As situações em que há maior chance de reconhecimento judicial do direito à partilha envolvem, por exemplo, atividades empresariais exercidas conjuntamente ou aquisição de bens com recursos compartilhados. A jurisprudência, inclusive do Superior Tribunal de Justiça (STJ), tem se mostrado favorável quando há evidência robusta de colaboração entre os cônjuges, conforme os exemplos que seguem:
1. Atuação conjunta na empresa do cônjuge:
“A apelante passou a trabalhar em tempo integral na empresa do marido, exercendo funções de gerência, e no mesmo período o casal adquiriu considerável patrimônio. Assim, nos termos da Súmula 377 do STF, os bens devem ser partilhados.”
(STJ – AgInt no REsp 1765007/SP, Rel. Min. Antonio Carlos Ferreira, j. 29/03/2021)

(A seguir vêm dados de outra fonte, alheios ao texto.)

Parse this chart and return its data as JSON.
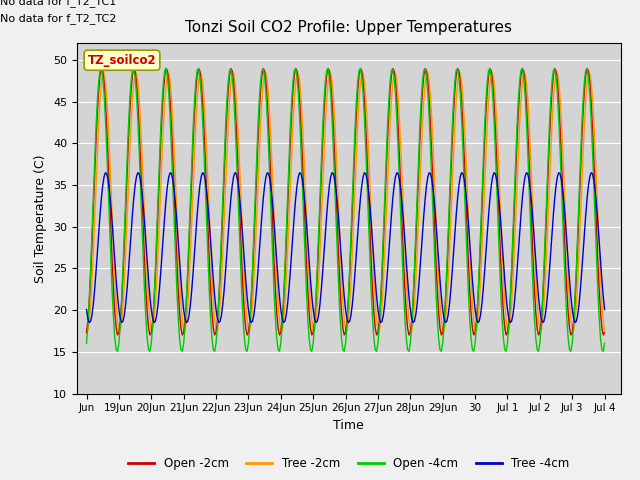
{
  "title": "Tonzi Soil CO2 Profile: Upper Temperatures",
  "xlabel": "Time",
  "ylabel": "Soil Temperature (C)",
  "ylim": [
    10,
    52
  ],
  "yticks": [
    10,
    15,
    20,
    25,
    30,
    35,
    40,
    45,
    50
  ],
  "bg_color": "#d3d3d3",
  "legend_labels": [
    "Open -2cm",
    "Tree -2cm",
    "Open -4cm",
    "Tree -4cm"
  ],
  "legend_colors": [
    "#cc0000",
    "#ff9900",
    "#00cc00",
    "#0000cc"
  ],
  "no_data_text": [
    "No data for f_T2_TC1",
    "No data for f_T2_TC2"
  ],
  "box_label": "TZ_soilco2",
  "box_color": "#ffffcc",
  "box_edge_color": "#999900",
  "tick_positions": [
    0,
    1,
    2,
    3,
    4,
    5,
    6,
    7,
    8,
    9,
    10,
    11,
    12,
    13,
    14,
    15,
    16
  ],
  "tick_labels": [
    "Jun",
    "19Jun",
    "20Jun",
    "21Jun",
    "22Jun",
    "23Jun",
    "24Jun",
    "25Jun",
    "26Jun",
    "27Jun",
    "28Jun",
    "29Jun",
    "30",
    "Jul 1",
    "Jul 2",
    "Jul 3",
    "Jul 4"
  ]
}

2. Comprovação de trabalho e colaboração financeira:
“A cônjuge trabalhou por anos na empresa do marido e também exercia atividade própria, cuja renda contribuiu para a aquisição do patrimônio comum. Diante disso, é devida a partilha dos bens adquiridos durante a convivência.”
(STJ – REsp 1618278/MG, Rel. Min. Maria Isabel Gallotti, pub. 17/02/2023)

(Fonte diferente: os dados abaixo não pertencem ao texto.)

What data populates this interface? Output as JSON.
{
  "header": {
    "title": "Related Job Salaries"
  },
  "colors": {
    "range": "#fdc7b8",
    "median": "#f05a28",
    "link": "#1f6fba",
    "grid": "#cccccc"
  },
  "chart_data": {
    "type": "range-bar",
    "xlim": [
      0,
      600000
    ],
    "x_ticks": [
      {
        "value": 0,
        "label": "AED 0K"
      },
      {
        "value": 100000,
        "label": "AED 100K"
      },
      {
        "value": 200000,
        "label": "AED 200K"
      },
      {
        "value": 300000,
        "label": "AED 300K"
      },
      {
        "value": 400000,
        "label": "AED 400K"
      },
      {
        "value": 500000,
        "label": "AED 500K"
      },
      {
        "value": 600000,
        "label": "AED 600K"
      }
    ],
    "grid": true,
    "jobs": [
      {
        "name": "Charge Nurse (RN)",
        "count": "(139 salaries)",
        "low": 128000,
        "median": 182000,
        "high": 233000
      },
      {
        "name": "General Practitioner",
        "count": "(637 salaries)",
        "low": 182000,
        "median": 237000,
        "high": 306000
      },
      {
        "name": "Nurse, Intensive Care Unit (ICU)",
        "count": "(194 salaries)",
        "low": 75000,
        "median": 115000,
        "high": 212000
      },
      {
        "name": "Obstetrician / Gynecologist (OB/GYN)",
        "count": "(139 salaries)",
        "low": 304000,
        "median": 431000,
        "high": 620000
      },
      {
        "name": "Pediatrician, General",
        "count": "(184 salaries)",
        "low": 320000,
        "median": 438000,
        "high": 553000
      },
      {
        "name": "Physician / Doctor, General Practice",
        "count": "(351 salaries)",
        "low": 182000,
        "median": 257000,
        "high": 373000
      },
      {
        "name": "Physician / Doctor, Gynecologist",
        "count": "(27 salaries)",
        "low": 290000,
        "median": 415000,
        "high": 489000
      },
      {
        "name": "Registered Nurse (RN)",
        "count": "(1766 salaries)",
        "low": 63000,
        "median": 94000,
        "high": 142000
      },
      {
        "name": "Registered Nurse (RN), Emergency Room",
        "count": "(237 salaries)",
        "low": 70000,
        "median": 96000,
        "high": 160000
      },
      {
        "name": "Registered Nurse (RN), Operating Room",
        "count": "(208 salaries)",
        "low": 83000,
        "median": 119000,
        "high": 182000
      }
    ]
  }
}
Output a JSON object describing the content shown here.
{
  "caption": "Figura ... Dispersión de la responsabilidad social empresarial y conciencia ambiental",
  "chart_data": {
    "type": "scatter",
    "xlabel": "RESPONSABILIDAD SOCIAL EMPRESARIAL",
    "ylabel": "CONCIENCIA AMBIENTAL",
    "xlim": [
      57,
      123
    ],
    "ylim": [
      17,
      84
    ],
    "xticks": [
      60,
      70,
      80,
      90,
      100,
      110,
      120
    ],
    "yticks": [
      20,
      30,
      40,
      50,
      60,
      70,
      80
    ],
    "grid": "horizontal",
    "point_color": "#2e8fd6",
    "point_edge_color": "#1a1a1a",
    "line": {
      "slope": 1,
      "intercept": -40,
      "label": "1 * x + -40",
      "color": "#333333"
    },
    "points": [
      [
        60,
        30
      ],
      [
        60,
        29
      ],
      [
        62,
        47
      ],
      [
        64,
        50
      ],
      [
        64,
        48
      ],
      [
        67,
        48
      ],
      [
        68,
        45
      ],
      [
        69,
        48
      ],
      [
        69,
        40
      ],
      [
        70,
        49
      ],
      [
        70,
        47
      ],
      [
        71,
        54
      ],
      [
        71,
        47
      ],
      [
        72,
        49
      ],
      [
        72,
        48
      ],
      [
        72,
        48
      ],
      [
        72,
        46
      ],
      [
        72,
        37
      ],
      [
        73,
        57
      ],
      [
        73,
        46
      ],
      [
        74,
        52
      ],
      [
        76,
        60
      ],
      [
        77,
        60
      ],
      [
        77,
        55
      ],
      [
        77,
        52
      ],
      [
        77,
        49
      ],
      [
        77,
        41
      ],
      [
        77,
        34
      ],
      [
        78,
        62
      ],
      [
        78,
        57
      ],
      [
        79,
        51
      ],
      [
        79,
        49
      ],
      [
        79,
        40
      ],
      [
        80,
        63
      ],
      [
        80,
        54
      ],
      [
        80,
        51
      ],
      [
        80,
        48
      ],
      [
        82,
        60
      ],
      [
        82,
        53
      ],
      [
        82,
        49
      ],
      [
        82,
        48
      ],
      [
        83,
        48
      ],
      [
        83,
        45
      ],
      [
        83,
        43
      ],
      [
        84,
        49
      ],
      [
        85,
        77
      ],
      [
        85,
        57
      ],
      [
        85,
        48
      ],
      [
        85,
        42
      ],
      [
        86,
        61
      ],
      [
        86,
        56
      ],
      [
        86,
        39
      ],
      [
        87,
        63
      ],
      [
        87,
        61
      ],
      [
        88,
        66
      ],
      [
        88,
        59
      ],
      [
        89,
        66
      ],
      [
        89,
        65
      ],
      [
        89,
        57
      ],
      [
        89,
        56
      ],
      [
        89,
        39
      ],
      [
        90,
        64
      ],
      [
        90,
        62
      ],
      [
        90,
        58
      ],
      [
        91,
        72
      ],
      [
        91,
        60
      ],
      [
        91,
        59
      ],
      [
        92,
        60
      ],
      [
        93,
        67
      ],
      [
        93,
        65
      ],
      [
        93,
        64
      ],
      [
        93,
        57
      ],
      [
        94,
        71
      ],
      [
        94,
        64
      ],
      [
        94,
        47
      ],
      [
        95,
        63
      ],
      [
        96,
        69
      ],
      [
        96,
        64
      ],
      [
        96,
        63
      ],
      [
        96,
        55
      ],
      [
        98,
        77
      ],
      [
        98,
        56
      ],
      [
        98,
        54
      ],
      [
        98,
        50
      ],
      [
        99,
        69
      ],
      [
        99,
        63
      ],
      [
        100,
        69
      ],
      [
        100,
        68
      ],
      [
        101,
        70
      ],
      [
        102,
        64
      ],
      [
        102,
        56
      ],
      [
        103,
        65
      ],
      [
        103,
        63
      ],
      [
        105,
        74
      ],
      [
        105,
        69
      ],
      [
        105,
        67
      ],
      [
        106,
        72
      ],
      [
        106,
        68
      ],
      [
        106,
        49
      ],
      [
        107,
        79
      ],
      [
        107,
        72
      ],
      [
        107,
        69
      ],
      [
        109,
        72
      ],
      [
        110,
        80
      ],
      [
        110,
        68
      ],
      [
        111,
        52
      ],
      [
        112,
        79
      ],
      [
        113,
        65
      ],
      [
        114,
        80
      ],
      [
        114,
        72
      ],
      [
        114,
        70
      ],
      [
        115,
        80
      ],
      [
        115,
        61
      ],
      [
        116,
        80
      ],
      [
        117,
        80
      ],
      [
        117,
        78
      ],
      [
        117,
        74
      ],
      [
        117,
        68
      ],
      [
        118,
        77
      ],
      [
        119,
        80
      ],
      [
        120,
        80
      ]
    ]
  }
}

3. Aquisição de bem com patrimônio comum sob regime de separação:
“Foi reconhecido o direito à meação sobre imóvel adquirido com cabeças de gado pertencentes ao casal, caracterizando esforço comum e sociedade de fato.”
(REsp 286.514/SP, Rel. Min. Aldir Passarinho Jr., j. 02/08/2007)
Apesar dessas decisões, o caminho é árduo. A existência de cláusulas no pacto antenupcial que excluem expressamente qualquer forma de esforço comum dificulta ainda mais o reconhecimento do direito à meação. Mas, mesmo nesses casos, a jurisprudência admite exceções quando se comprova, de forma inequívoca, que houve colaboração para a aquisição do bem, a ponto de caracterizar uma sociedade de fato.
Por outro lado, quando não há prova concreta de contribuição direta, o pedido de partilha costuma ser negado. Veja:
“No regime de separação absoluta de bens, atividades domésticas e cuidados com os filhos, por si sós, não configuram esforço comum que justifique a partilha de bens. É necessária prova de contribuição direta para a aquisição do patrimônio.”
(TJSP – AC 1002164-14.2020.8.26.0100, Rel. Des. Marcus Vinicius Rios Gonçalves, j. 06/04/2021)
Vale destacar que o mesmo raciocínio se aplica às uniões estáveis pactuadas com separação total de bens. Já nos casos de separação obrigatória (como ocorre com pessoas acima de 70 anos), o cenário é diferente, pois a imposição do regime é legal, e não fruto da vontade do casal — tema que merece análise específica.
Em resumo, quem se casou acreditando que a separação de bens garantiria autonomia total sobre o patrimônio, mas ao longo do casamento atuou junto com o cônjuge para construir riqueza, pode sim buscar o reconhecimento de sua participação. É necessário, contudo, estar ciente de que esse é um direito de difícil comprovação e que depende de provas robustas — mas, ainda assim, representa uma via legítima para evitar injustiças flagrantes.